Yo les aseguro que, en el día del Juicio, la tierra de Sodoma será tratada menos rigurosamente que tú". 

COMENTARIO:

  En este Evangelio de san Mateo, Jesús habla a los habitantes de Corazoín y Betsaida, que eran dos ciudades cercanas a Cafarnaún –al norte del lago de Genesaret- donde el Señor realizó muchos milagros y predicó con insistencia su ministerio. Salvo en esta ocasión, que el escritor sagrado nos habla del lamento del Maestro- que es a su vez un duro reproche- , no se nos ha detallado en ningún sitio las maravillas que hizo el Hijo de Dios en estos lugares. Certificando con ello las palabras que dijo san Juan, al finalizar su Evangelio, y donde nos descubría que Jesús realizó muchísimas cosas más de las que se han puesto por escrito; porque si se hubiera hecho, no habría existido ningún libro tan grande que pudiera contenerlo.

  Aquí queda reflejado el dolor del Señor, hacia esa prueba de desamor, que es la indiferencia, la falta de arrepentimiento y el olvido. Y lo más triste, es que esa actitud que padecen los habitantes de esos lugares –y de otros muchos- surge del orgullo de creernos con el derecho de recibir lo bueno que nos da la vida; y, por ello, no plantearse el agradecimiento y la fidelidad a Aquel que, por ser su dueño, nos mantiene en ella y nos preserva del sufrimiento y de la muerte eterna. Por eso el Maestro, elevando su voz, los enfrenta a sus miserias y a ese corazón endurecido que es incapaz de abrir sus puertas, de par en par, a Dios. Y es en esos momentos, y con esas palabras, cuando Jesús se dirige a todos los hombres de todos los tiempos, que gozamos de su Providencia. Y nos advierte de que nosotros tampoco nos acordamos de agradecérselo, con esa oración que nace de un alma enamorada y contrita. Resaltando, lo que ha señalado en muchas ocasiones a través de las parábolas: que se nos pedirá más, a los que más se nos ha dado.

  Que lo grave no es caer, ya que el Señor que nos conoce cuenta con ello, sino levantarse; pedir perdón y seguir luchando, por alcanzar la meta. Porque hacerlo así, es un signo de humildad que nos enfrenta a nuestros errores –que es el primer paso para evitarlos- y en el que nos duelen nuestras miserias.

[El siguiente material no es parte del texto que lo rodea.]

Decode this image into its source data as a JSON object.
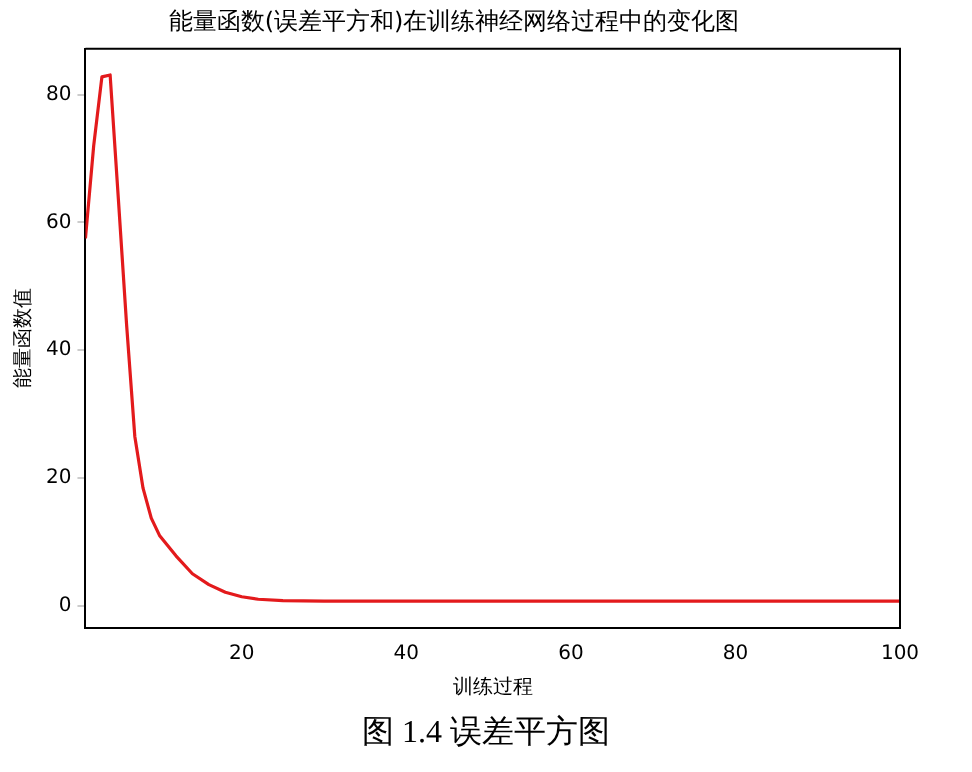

Pero con un dolor que es fruto, no de la sensación de fracaso, sino del sentimiento de haber ofendido al Único que lo ha dado todo por nosotros. El Único que, para dejarnos el sacramento del Perdón donde hacemos “borrón y cuenta nueva” –pero de verdad, porque Dios no tiene memoria para nuestros pecados, si nos arrepentimos- y el sacramento de la Eucaristía -donde recibimos al mismo Jesucristo- ha muerto por nuestra causa y ha resucitado por nuestra Gloria.

  Como veis, el Maestro nos pide correspondencia. Nos exige una respuesta, que es fruto de asumir que estamos en manos de nuestro Padre y que, por ello, nada malo puede suceder que no sea lo más adecuado para nuestro futuro. Pero no un futuro próximo, que es perecedero, sino ese que se abre a la eternidad y que merece todos nuestros esfuerzos. Debemos tomar ejemplo de los patriarcas y agradecer como ellos, cada momento, cada ocasión y cada circunstancia que se nos ha permitido vivir; aunque esta vida no haya estado exenta de dificultades.

  Quiere que sepamos observar la trascendencia de aquello que a los ojos de los demás, es pura casualidad; porque lo que para los demás es casual, para nosotros es causal. Por eso Dios permite, porque conviene; y evita lo que nos conduce al verdadero mal. Ya que la Providencia divina guía nuestros pasos, si nosotros caminamos al lado del Señor. No permitamos, bajo ningún concepto, que un día Jesús se dirija a nosotros y, como les dijo a aquellas dos ciudades limítrofes, nos amenace con descender a los infiernos. Y mucho menos porque hayamos olvidado los bienes que Dios nos regala cada día: un nuevo amanecer, una familia, un trabajo, un amigo, un amor, la fe… Nada merecemos y, sin embargo, todo lo disfrutamos; tal vez es hora de darse cuenta del privilegio que gozamos, simplemente con ser.